LITERATURA E FOME
            ANA KIFFER
De  que modo o comer e o dizer se
 relacionam?
Qual relação haveria entre a literatura e a
 fome?
A representação literária da fome insere-se
 em qual contexto de discussão sobre o
 próprio da literatura?
Como a cultura e a literatura brasileiras vem
 abordando essa questão?
Somente uma “literatura engajada” falaria da
 fome? E o que define exatamente uma
 literatura engajada?



Plano da aula
DE QUE MODO O COMER E O DIZER SE
 RELACIONAM?
Poderíamos começar num ponto longínquo,
 tal como se nos oferecem as narrativas do
 Antigo Testamento, perguntando: como foi
 que a comida operou a nossa primeira
 distinção enquanto mortais?
 O primeiro traço que nos deu um corpo, e
 para tanto nos apartou de deus. A deus os
 seres vivos (através do sacrifício), aos
 homens somente os vegetais. Isso porque:
 Não Matarás!
Como lembra Julia Kristeva (1980), a
 autorização para comer a carne só aparece
 depois de um grande cataclismo.

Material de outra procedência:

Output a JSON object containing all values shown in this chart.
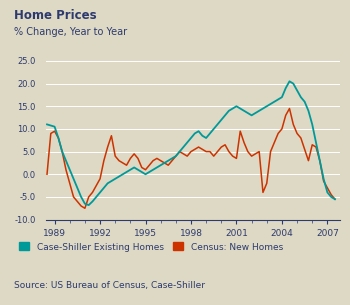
{
  "title": "Home Prices",
  "subtitle": "% Change, Year to Year",
  "source": "Source: US Bureau of Census, Case-Shiller",
  "background_color": "#ddd9c4",
  "title_color": "#2e3a6e",
  "axis_label_color": "#2e3a6e",
  "grid_color": "#ffffff",
  "ylim": [
    -10.0,
    27.0
  ],
  "yticks": [
    -10.0,
    -5.0,
    0.0,
    5.0,
    10.0,
    15.0,
    20.0,
    25.0
  ],
  "xtick_years": [
    1989,
    1992,
    1995,
    1998,
    2001,
    2004,
    2007
  ],
  "legend_cs": "Case-Shiller Existing Homes",
  "legend_census": "Census: New Homes",
  "cs_color": "#009999",
  "census_color": "#cc3300",
  "case_shiller_x": [
    1988.5,
    1989.0,
    1989.25,
    1989.5,
    1989.75,
    1990.0,
    1990.25,
    1990.5,
    1990.75,
    1991.0,
    1991.25,
    1991.5,
    1991.75,
    1992.0,
    1992.25,
    1992.5,
    1992.75,
    1993.0,
    1993.25,
    1993.5,
    1993.75,
    1994.0,
    1994.25,
    1994.5,
    1994.75,
    1995.0,
    1995.25,
    1995.5,
    1995.75,
    1996.0,
    1996.25,
    1996.5,
    1996.75,
    1997.0,
    1997.25,
    1997.5,
    1997.75,
    1998.0,
    1998.25,
    1998.5,
    1998.75,
    1999.0,
    1999.25,
    1999.5,
    1999.75,
    2000.0,
    2000.25,
    2000.5,
    2000.75,
    2001.0,
    2001.25,
    2001.5,
    2001.75,
    2002.0,
    2002.25,
    2002.5,
    2002.75,
    2003.0,
    2003.25,
    2003.5,
    2003.75,
    2004.0,
    2004.25,
    2004.5,
    2004.75,
    2005.0,
    2005.25,
    2005.5,
    2005.75,
    2006.0,
    2006.25,
    2006.5,
    2006.75,
    2007.0,
    2007.25,
    2007.5
  ],
  "case_shiller_y": [
    11.0,
    10.5,
    8.0,
    5.0,
    3.0,
    1.0,
    -1.0,
    -3.0,
    -5.0,
    -6.5,
    -6.8,
    -6.0,
    -5.0,
    -4.0,
    -3.0,
    -2.0,
    -1.5,
    -1.0,
    -0.5,
    0.0,
    0.5,
    1.0,
    1.5,
    1.0,
    0.5,
    0.0,
    0.5,
    1.0,
    1.5,
    2.0,
    2.5,
    3.0,
    3.5,
    4.0,
    5.0,
    6.0,
    7.0,
    8.0,
    9.0,
    9.5,
    8.5,
    8.0,
    9.0,
    10.0,
    11.0,
    12.0,
    13.0,
    14.0,
    14.5,
    15.0,
    14.5,
    14.0,
    13.5,
    13.0,
    13.5,
    14.0,
    14.5,
    15.0,
    15.5,
    16.0,
    16.5,
    17.0,
    19.0,
    20.5,
    20.0,
    18.5,
    17.0,
    16.0,
    14.0,
    11.0,
    7.0,
    3.0,
    -1.0,
    -4.0,
    -5.0,
    -5.5
  ],
  "census_x": [
    1988.5,
    1988.75,
    1989.0,
    1989.25,
    1989.5,
    1989.75,
    1990.0,
    1990.25,
    1990.5,
    1990.75,
    1991.0,
    1991.25,
    1991.5,
    1991.75,
    1992.0,
    1992.25,
    1992.5,
    1992.75,
    1993.0,
    1993.25,
    1993.5,
    1993.75,
    1994.0,
    1994.25,
    1994.5,
    1994.75,
    1995.0,
    1995.25,
    1995.5,
    1995.75,
    1996.0,
    1996.25,
    1996.5,
    1996.75,
    1997.0,
    1997.25,
    1997.5,
    1997.75,
    1998.0,
    1998.25,
    1998.5,
    1998.75,
    1999.0,
    1999.25,
    1999.5,
    1999.75,
    2000.0,
    2000.25,
    2000.5,
    2000.75,
    2001.0,
    2001.25,
    2001.5,
    2001.75,
    2002.0,
    2002.25,
    2002.5,
    2002.75,
    2003.0,
    2003.25,
    2003.5,
    2003.75,
    2004.0,
    2004.25,
    2004.5,
    2004.75,
    2005.0,
    2005.25,
    2005.5,
    2005.75,
    2006.0,
    2006.25,
    2006.5,
    2006.75,
    2007.0,
    2007.25,
    2007.5
  ],
  "census_y": [
    0.0,
    9.0,
    9.5,
    8.0,
    5.0,
    1.0,
    -2.0,
    -5.0,
    -6.0,
    -7.0,
    -7.5,
    -5.0,
    -4.0,
    -2.5,
    -1.0,
    3.0,
    6.0,
    8.5,
    4.0,
    3.0,
    2.5,
    2.0,
    3.5,
    4.5,
    3.5,
    1.5,
    1.0,
    2.0,
    3.0,
    3.5,
    3.0,
    2.5,
    2.0,
    3.0,
    4.0,
    5.0,
    4.5,
    4.0,
    5.0,
    5.5,
    6.0,
    5.5,
    5.0,
    5.0,
    4.0,
    5.0,
    6.0,
    6.5,
    5.0,
    4.0,
    3.5,
    9.5,
    7.0,
    5.0,
    4.0,
    4.5,
    5.0,
    -4.0,
    -2.0,
    5.0,
    7.0,
    9.0,
    10.0,
    13.0,
    14.5,
    11.0,
    9.0,
    8.0,
    5.5,
    3.0,
    6.5,
    6.0,
    3.0,
    -1.5,
    -3.0,
    -4.5,
    -5.5
  ]
}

O Dilúvio e
 com ele a constatação de que o “objeto do
 coração do homem é o mal” (KRISTEVA,
 1980).
A separação seria a partir de agora instaurada não
 mais entre o vivo e o vegetal, mas sim, entre a
 carne e o sangue. O sangue sendo o limite que
 demarca a impureza do homem, mesmo sangue
 que deve, por conseguinte, ser purgado sendo
 entregue a deus. A carne a ser comida pelo
 homem deve ser, portanto, uma carne sem
 sangue, que dissipe todo e qualquer fantasma da
 carnificina. Lembro: não matarás! Os animais
 comestíveis pelo homem devem obedecer a uma
 taxonomia que garanta que são animais
 herbívoros. Para evitar que o homem coma um
 animal carnívoro, o campo da impureza se
 estende do sangue para uma série lógica e
 abstrata, que faz entrever, como leu Kristeva, que
 o puro é da ordem e o impuro da mistura, da
 desordem.
A relação entre a comida e a fundação
do humano é crucial. Não há como
separar, nesse sentido, o que se come do
que se pode ser. A constituição da
humanidade do homem, no sentido
mesmo de sua mortalidade e de sua
separação de Deus é designada através da
comida.
Por  isso muitas das figurações da fome na
 literatura apontam para um processo
 continuado de desumanizar, seja através da
 aproximação entre o homem e o animal
 (Graciliano e Josué de Castro), ou do homem
 monstruoso (Dante, Dostoievski, Artaud), ou
 do homem insano (Hamsum, Artaud), ou do
 homem curiosamente mais perto de Deus do
 que todos os outros homens humanos
 (Kafka, Glauber Rocha, incluiria também aqui
 o documentário Estamira, de Marcos Prado).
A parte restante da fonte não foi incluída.